In “Otto e mezzo”, Federico Fellini se ne servì per un celeberrimo autoritratto. Ma anche Bolognini (Il bell’Antonio, 1960), Antonioni (La notte, 1961) e Zurlini (Cronaca familiare, 1962), gli affidarono ruoli difficili e complessi. Mastroianni non rinnegava però la sua vis comica e toccava tutte le corde dell’umorismo, da quello più gentile e garbato (Fantasmi a Roma, 1961), a quello più corposo (Divorzio all’italiana, 1962). Il suo sodalizio con la Loren, ormai star consacrata dall’Oscar, si rinnovava più volte e con ottimi risultati, soprattutto in “Ieri, oggi e domani” (1963), “I girasoli” (1960) e “Una giornata particolare” (1977).

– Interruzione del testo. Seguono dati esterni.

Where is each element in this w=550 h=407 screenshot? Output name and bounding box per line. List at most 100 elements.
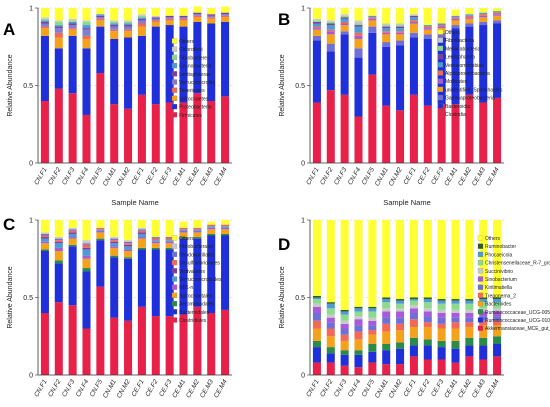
bar-segment <box>451 303 460 310</box>
panel-letter: B <box>278 10 290 29</box>
legend-label: Fibrobacteres <box>179 55 210 61</box>
bar-segment <box>68 237 77 239</box>
bar-segment <box>423 345 432 360</box>
bar-segment <box>382 8 391 24</box>
bar-segment <box>465 26 474 95</box>
bar-segment <box>221 220 230 225</box>
bar-segment <box>423 105 432 163</box>
bar-segment <box>96 14 105 16</box>
bar-segment <box>382 323 391 332</box>
bar-segment <box>423 302 432 309</box>
bar-segment <box>382 32 391 35</box>
bar-segment <box>110 25 119 27</box>
legend-label: Others <box>485 236 501 242</box>
bar-segment <box>396 45 405 111</box>
legend-swatch <box>477 309 484 315</box>
bar-segment <box>368 308 377 312</box>
bar-segment <box>340 220 349 310</box>
bar-segment <box>179 15 188 18</box>
bar-segment <box>207 227 216 230</box>
bar-segment <box>437 340 446 348</box>
bar-segment <box>465 313 474 318</box>
bar-segment <box>110 237 119 239</box>
bar-segment <box>340 8 349 15</box>
legend-item: Fibrobacterales <box>171 243 214 250</box>
bar-segment <box>423 316 432 323</box>
bar-segment <box>165 241 174 244</box>
legend-item: Bacteroidales <box>171 309 210 316</box>
bar-segment <box>151 237 160 239</box>
bar-segment <box>124 23 133 26</box>
y-tick-label: 0 <box>301 373 305 380</box>
bar-segment <box>110 26 119 30</box>
bar-segment <box>110 29 119 32</box>
bar-segment <box>179 8 188 16</box>
bar-segment <box>137 249 146 307</box>
bar-segment <box>110 317 119 375</box>
bar-segment <box>354 339 363 351</box>
bar-segment <box>354 35 363 39</box>
legend-label: Bacteroidales <box>179 310 210 316</box>
bar-segment <box>221 309 230 375</box>
bar-segment <box>165 20 174 26</box>
bar-segment <box>124 249 133 251</box>
bar-segment <box>312 313 321 321</box>
bar-segment <box>451 18 460 21</box>
bar-segment <box>396 300 405 304</box>
legend-label: Firmicutes <box>179 113 203 119</box>
legend-swatch <box>477 301 484 307</box>
bar-segment <box>68 25 77 29</box>
bar-segment <box>340 21 349 24</box>
legend-swatch <box>171 71 178 77</box>
legend-swatch <box>171 301 178 307</box>
bar-segment <box>193 230 202 233</box>
bar-segment <box>40 35 49 101</box>
bar-segment <box>82 39 91 49</box>
bar-segment <box>326 43 335 52</box>
bar-segment <box>396 303 405 309</box>
bar-segment <box>179 230 188 233</box>
bar-segment <box>493 11 502 13</box>
bar-segment <box>179 227 188 230</box>
bar-segment <box>409 313 418 320</box>
bar-segment <box>68 230 77 233</box>
legend-label: Ruminobacter <box>485 244 516 250</box>
bar-segment <box>151 316 160 375</box>
legend-item: Verrucomicrobia <box>171 79 215 86</box>
bar-segment <box>40 243 49 250</box>
bar-segment <box>493 299 502 303</box>
bar-segment <box>396 25 405 27</box>
legend-swatch <box>437 103 444 109</box>
bar-segment <box>124 258 133 321</box>
bar-segment <box>110 104 119 163</box>
x-tick-label: CE.M4 <box>213 166 229 187</box>
bar-segment <box>493 14 502 16</box>
legend-swatch <box>437 62 444 68</box>
bar-segment <box>396 34 405 41</box>
legend-item: Others <box>437 29 461 36</box>
bar-segment <box>96 220 105 228</box>
legend-item: Treponema_2 <box>477 292 516 299</box>
bar-segment <box>479 25 488 103</box>
bar-segment <box>493 12 502 15</box>
legend-label: Fibrobacterales <box>179 244 214 250</box>
bar-segment <box>409 319 418 327</box>
bar-segment <box>151 20 160 22</box>
bar-segment <box>409 20 418 22</box>
bar-segment <box>479 320 488 326</box>
bar-segment <box>368 325 377 331</box>
bar-segment <box>207 17 216 19</box>
bar-segment <box>354 354 363 368</box>
bar-segment <box>40 237 49 239</box>
y-axis-label: Relative Abundance <box>7 266 14 328</box>
bar-segment <box>110 23 119 26</box>
bar-segment <box>151 241 160 244</box>
bar-segment <box>382 34 391 43</box>
legend-label: Cyanobacteria <box>179 64 211 70</box>
y-tick-label: 0 <box>301 161 305 168</box>
bar-segment <box>312 303 321 307</box>
bar-segment <box>409 32 418 38</box>
bar-segment <box>221 233 230 236</box>
bar-segment <box>326 220 335 303</box>
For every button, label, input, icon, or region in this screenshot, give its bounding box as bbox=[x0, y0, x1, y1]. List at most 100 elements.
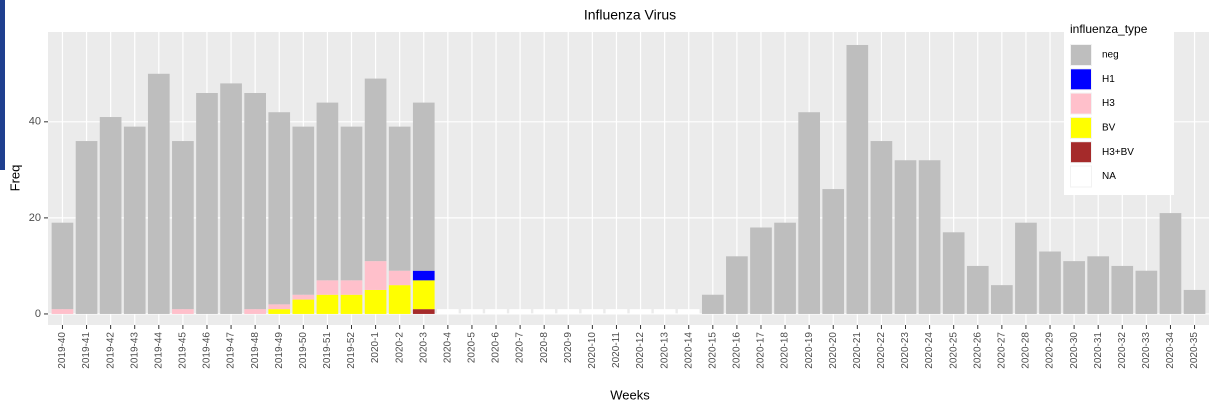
bar-segment bbox=[412, 280, 435, 310]
bar-segment bbox=[364, 289, 387, 314]
x-tick-label: 2020-21 bbox=[852, 332, 863, 369]
bar-segment bbox=[1111, 265, 1134, 314]
bar-segment bbox=[1063, 261, 1085, 314]
x-tick-label: 2020-12 bbox=[635, 332, 646, 369]
bar-segment bbox=[412, 309, 435, 314]
bar-segment bbox=[388, 126, 411, 271]
bar-segment bbox=[388, 270, 411, 286]
legend-label: NA bbox=[1102, 171, 1116, 182]
bar-segment bbox=[268, 304, 291, 310]
bar-segment bbox=[172, 309, 194, 314]
bar-segment bbox=[870, 141, 893, 314]
bar-segment bbox=[966, 265, 989, 314]
x-tick-label: 2020-27 bbox=[996, 332, 1007, 369]
bar-segment bbox=[364, 261, 387, 290]
bar-segment bbox=[629, 309, 652, 314]
x-tick-label: 2020-3 bbox=[418, 332, 429, 364]
chart-title: Influenza Virus bbox=[584, 7, 676, 23]
x-tick-label: 2020-18 bbox=[780, 332, 791, 369]
x-tick-label: 2019-52 bbox=[346, 332, 357, 369]
bar-segment bbox=[123, 126, 146, 314]
bar-segment bbox=[1087, 256, 1110, 314]
x-tick-label: 2019-50 bbox=[298, 332, 309, 369]
bar-segment bbox=[822, 189, 845, 314]
bar-segment bbox=[412, 270, 435, 281]
x-axis-label: Weeks bbox=[610, 387, 650, 402]
bar-segment bbox=[51, 222, 74, 310]
legend-label: BV bbox=[1102, 123, 1116, 134]
bar-segment bbox=[316, 280, 339, 295]
legend-label: neg bbox=[1102, 50, 1119, 61]
x-tick-label: 2020-32 bbox=[1117, 332, 1128, 369]
bar-segment bbox=[388, 285, 411, 314]
x-tick-label: 2020-17 bbox=[756, 332, 767, 369]
x-tick-label: 2020-30 bbox=[1069, 332, 1080, 369]
x-tick-label: 2020-23 bbox=[900, 332, 911, 369]
x-tick-label: 2020-33 bbox=[1141, 332, 1152, 369]
bar-segment bbox=[292, 126, 315, 295]
x-tick-label: 2020-4 bbox=[442, 332, 453, 364]
bar-segment bbox=[412, 102, 435, 271]
x-tick-label: 2019-46 bbox=[202, 332, 213, 369]
legend-key bbox=[1071, 69, 1091, 90]
bar-segment bbox=[509, 309, 531, 314]
legend-label: H3 bbox=[1102, 98, 1115, 109]
x-tick-label: 2020-24 bbox=[924, 332, 935, 369]
x-tick-label: 2020-11 bbox=[611, 332, 622, 368]
x-tick-label: 2020-2 bbox=[394, 332, 405, 364]
bar-segment bbox=[268, 309, 291, 314]
bar-segment bbox=[750, 227, 772, 314]
x-tick-label: 2020-34 bbox=[1165, 332, 1176, 369]
x-tick-label: 2019-49 bbox=[274, 332, 285, 369]
bar-segment bbox=[1015, 222, 1037, 314]
bar-segment bbox=[1039, 251, 1061, 314]
x-tick-label: 2020-31 bbox=[1093, 332, 1104, 369]
bar-segment bbox=[340, 294, 363, 314]
x-tick-label: 2020-28 bbox=[1021, 332, 1032, 369]
bar-segment bbox=[846, 44, 869, 314]
bar-segment bbox=[220, 83, 242, 314]
x-tick-label: 2020-8 bbox=[539, 332, 550, 364]
bar-segment bbox=[1183, 289, 1206, 314]
y-tick-label: 40 bbox=[29, 116, 41, 128]
bar-segment bbox=[244, 93, 266, 310]
bar-segment bbox=[653, 309, 676, 314]
bar-segment bbox=[99, 117, 122, 314]
x-tick-label: 2020-16 bbox=[732, 332, 743, 369]
bar-segment bbox=[798, 112, 820, 314]
bar-segment bbox=[1159, 213, 1182, 314]
bar-segment bbox=[316, 294, 339, 314]
x-tick-label: 2020-1 bbox=[370, 332, 381, 364]
bar-segment bbox=[894, 160, 917, 314]
window-edge bbox=[0, 0, 5, 170]
bar-segment bbox=[172, 141, 194, 310]
legend-label: H1 bbox=[1102, 74, 1115, 85]
bar-segment bbox=[701, 294, 724, 314]
x-tick-label: 2019-40 bbox=[57, 332, 68, 369]
bar-segment bbox=[1135, 270, 1158, 314]
x-tick-label: 2019-45 bbox=[178, 332, 189, 369]
bar-segment bbox=[581, 309, 604, 314]
x-tick-label: 2020-20 bbox=[828, 332, 839, 369]
x-tick-label: 2019-42 bbox=[105, 332, 116, 369]
bar-segment bbox=[557, 309, 580, 314]
bar-segment bbox=[726, 256, 748, 314]
bar-segment bbox=[292, 299, 315, 314]
x-tick-label: 2020-13 bbox=[659, 332, 670, 369]
legend-key bbox=[1071, 45, 1091, 65]
bar-segment bbox=[942, 232, 965, 314]
bar-segment bbox=[268, 112, 291, 305]
x-tick-label: 2020-15 bbox=[707, 332, 718, 369]
bar-segment bbox=[677, 309, 700, 314]
bar-segment bbox=[51, 309, 74, 314]
x-tick-label: 2020-9 bbox=[563, 332, 574, 364]
bar-segment bbox=[75, 141, 98, 314]
x-tick-label: 2020-10 bbox=[587, 332, 598, 369]
bar-segment bbox=[244, 309, 266, 314]
bar-segment bbox=[316, 102, 339, 281]
legend-key bbox=[1071, 93, 1091, 114]
x-tick-label: 2020-35 bbox=[1189, 332, 1200, 369]
x-tick-label: 2019-41 bbox=[81, 332, 92, 369]
y-axis-label: Freq bbox=[7, 165, 22, 192]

Anche negli anni ’70, egli fu l’interprete più amato dagli autori del cinema italiano. Marco Ferreri ed Ettore Scola lo vollero protagonista in molti dei loro film: da “Permette? Rocco Papaleo” (1971), a “La grande abbuffata” (La grande buffe, 1973), da “Ciao maschio” (1978), a “La terrazza” (1980). Le caratterizzazioni di Mastroianni erano sempre sapide e rispettose delle indicazioni degli autori. Pur senza mai prevaricare i suoi ruoli, Mastroianni si affermò come una delle maggiori personalità che il cinema italiano abbia prodotto nel dopoguerra. Anche quando è maschera di se stesso, come nella nostalgia felliniana di “La città delle donne” (1980) e di “Ginger e Fred” (1985), egli sa costruire con pazienza e modestia il suo personaggio, cominciando ogni volta da zero. Forse è per questo che anche i registi delle nuove generazioni continuano a servirsi di lui: Marco Bellocchio, ad esempio, gli ha affidato un difficile ruolo pirandelliano nell’Enrico IV (1984). Naturalezza, ironia e senso della misura sono le inossidabili armi di Marcello Mastroianni. Già conscio del destino cui il terribile male lentamente lo stava condannando, ha voluto chiudere la sua lunga e meritoria carriera a contatto diretto con il suo pubblico recitando in teatro, dove aveva raccolto i suoi primi successi. Sul set del suo ultimo spettacolo teatrale, Le Ultime Lune, scritto da Furio Bordon con la regia di Giulio Bosetti, Mastroianni recita una battuta profetica: “…I miei compagni dicono che preferirebbero morire in estate, con il sole che entra dalla finestra spalancata e li scalda per l’ultima volta. Io no…Io vorrei morire a Natale…con il grande albero illuminato in mezzo alla piazza…mentre la neve cade lenta su tutta Paperopoli…e io guardo volteggiare nell’aria in compagnia di Qui e Quo, i miei due fratellini…e mi sento a casa, al caldo e al sicuro…con le zampe infilate nei miei scarponcini gialli e il copriorecchie a batuffolo che mi stringe delicatamente le tempie come la carezza di un figlio bambino…” Marcello Mastroianni è morto all’alba del 19 dicembre 1996, a Parigi.